The California Public Utilities Commission imposed a $550 million hit on Southern California Edison for the devastation caused by fires its equipment sparked in 2017 and 2018, including the Thomas and Woolsey fires. Five died, 385,000 acres were torched and 3,000 structures were destroyed. The resolution approved on a 4-1 vote Dec. 16 includes a $110 million fine for sparking the fires, $65 million from SCE shareholders to fund safety measures, and a prohibition on SCE recovering $375 million of certain wildfire related costs. Commissioner Darcie Houck voted against the settlement for excluding stakeholders and lacking transparency. That includes opaqueness in tracking whether SCE will seek to recover costs disallowed in this week’s resolution elsewhere, such as in its Wildfire Mitigation Plan budget.

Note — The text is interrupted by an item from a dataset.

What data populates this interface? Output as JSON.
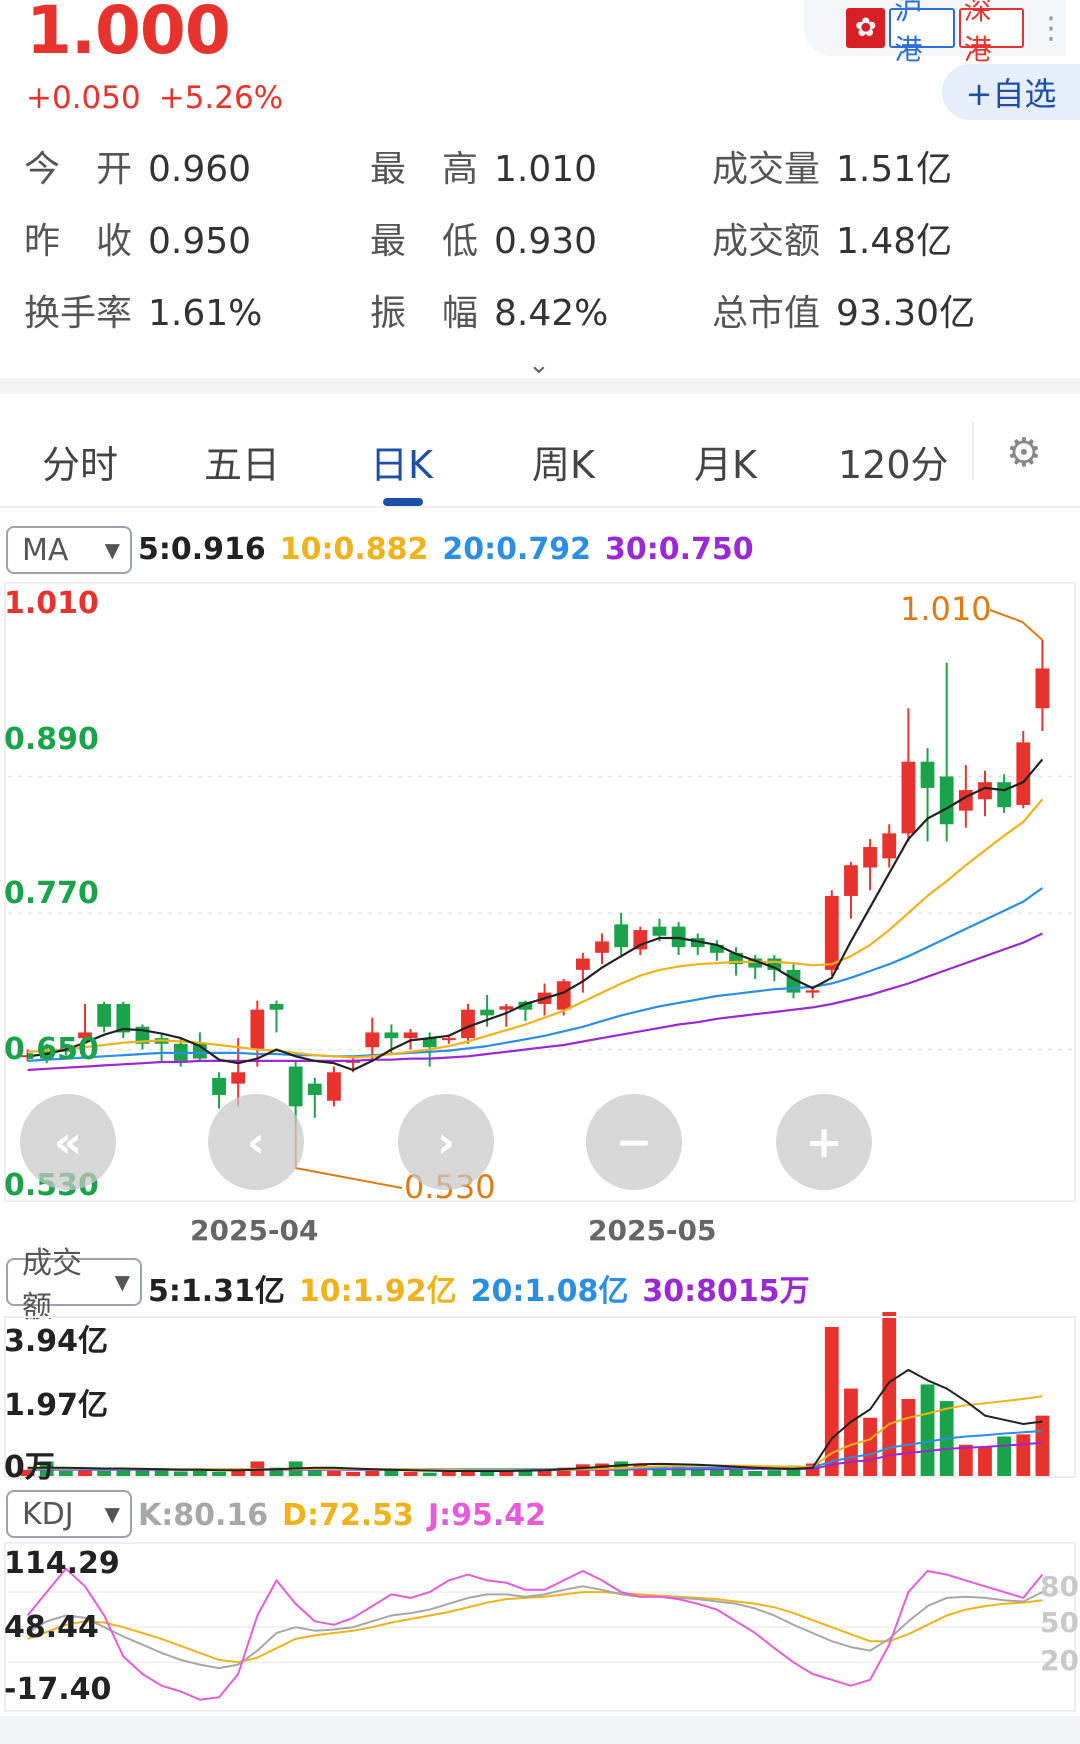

Federal regulators launched a proposed rulemaking Dec. 16 that seeks to update weather forecasting to better assess how much capacity high voltage lines can carry. “This is a pretty big deal,” Federal Energy Regulatory Commission Chair Rich Glick said, noting the need to increase transmission line efficiency to improve reliability, and reduce congestion and consumers costs. Commissioner Mark Christie said forecasting improvements are needed as a first step to improve transmission efficiencies. Current forecasts on how much power transmission lines can transport and whether resources need to be curtailed are based on limited worst case long-term weather conditions. FERC proposes allowing transmission owners to use ambient adjusted dynamic forecasts that factor in a wider range of weather variables, including wind speeds, and cloud cover, to increase the accuracy of near-term line ratings.
East Bay Community Energy is the biggest community aggregator to land a ‘A’ credit rating from S&P Global Ratings. The improved rating will lower EBCE costs of long-term renewable contracts and save its customers money. The strong rating “translates to better access and service of low-cost, long-term renewable energy for EBCE customers in the decades to come,” said Nick Chaset EBCE CEO Dec. 16.
Marin Clean Energy just finished its first renewable project tied to the aggregator’s feed-in tariff. The new 5 MW Lake Herman Solar Project, developed with San Francisco-based Renewable Properties, paid construction workers the prevailing wage. The tariff gives developers incentivized rates for renewable energy development in Marin’s service area.